Il consigliere comunale che avrebbe avallato le candidature all’insaputa dei diretti interessati sarà ascoltato dai pm in questi giorni

Napoli, 7 febbraio – L’indagine della Procura di Napoli sui candidati a loro insaputa alle Elezioni Comunali di Napoli del giugno scorso ha finalmente prodotto un primo indagato: un consigliere comunale che avrebbe avallato le candidature all’insaputa dei diretti interessati. L’uomo è indagato per violazione della legge elettorale. L’indagine, portata avanti dal pm Stefania Buda e coordinata dal procuratore aggiunto Alfonso D’Avino, è nata a seguito della denuncia dei genitori di Federica, una ragazza che ha scoperto di essere stata candidata a sua insaputa quando si è vista recapitare una lettera della Corte d’Appello in cui le veniva chiesto di presentare il rendiconto delle spese e dei contributi elettorali, pena una multa da 100mila euro (vai all’articolo).

Attualmente sono 9 le persone candidate a loro insaputa. I casi riguardano la lista Napoli Vale a sostegno della candidata sindaco del centrosinistra, Valeria Valente, la lista Pensionati d’Europa, che appoggiava il candidato sindaco del centrodestra, Gianni Lettieri, e la lista Terra nostra che appoggiava Marcello Taglialatela, candidato di Fratelli d’Italia.

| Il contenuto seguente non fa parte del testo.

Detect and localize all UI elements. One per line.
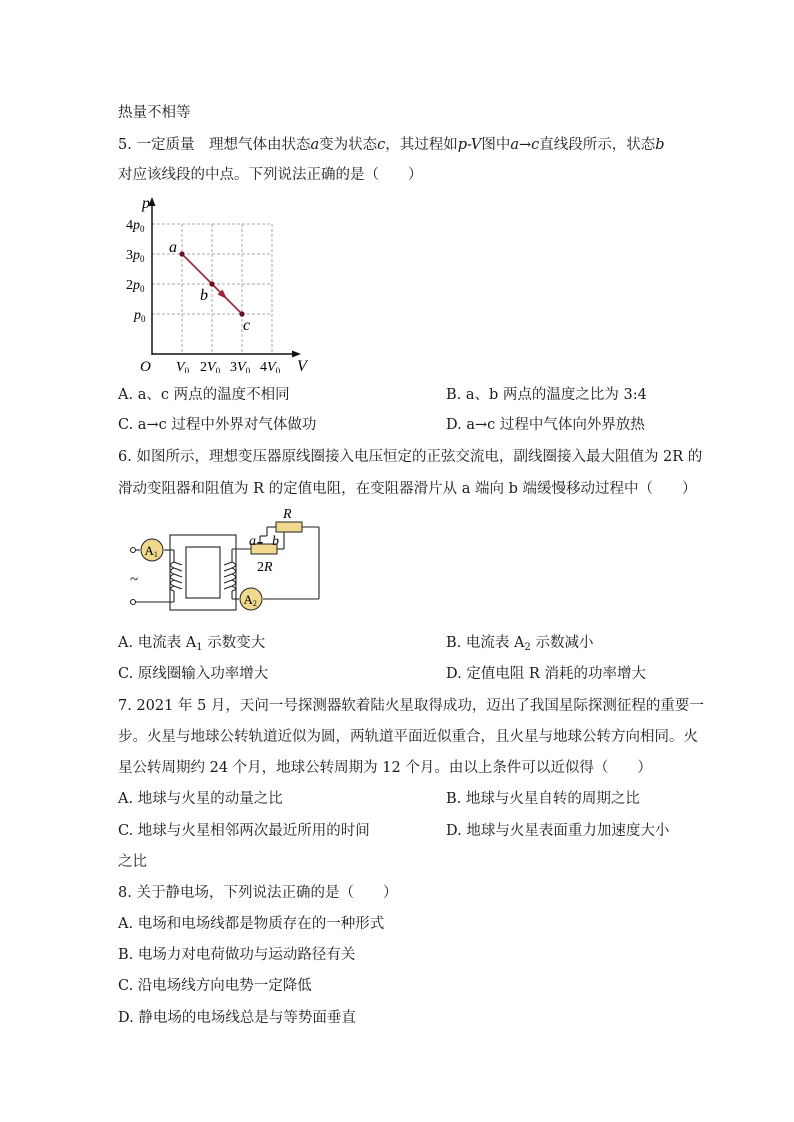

La maggior parte dei casi, con 7 candidati a loro insaputa, si registrano nella lista Napoli Vale. La deputata e consigliera comunale del Partito Democratico, Valente, dovrebbe essere ascoltata domani come persona informata sui fatti. La Valente si è sempre dichiarata parte lesa in questa vicenda e ha auspicato in tempi rapidi l’accertamento della verità.

La sensazione è che l’inchiesta possa presto allargarsi, coinvolgendo altre liste e altre formazioni politiche. In queste ore gli inquirenti spulciano le dichiarazioni di accettazione delle candidature allo scopo di individuare nuovi casi di candidati a loro insaputa.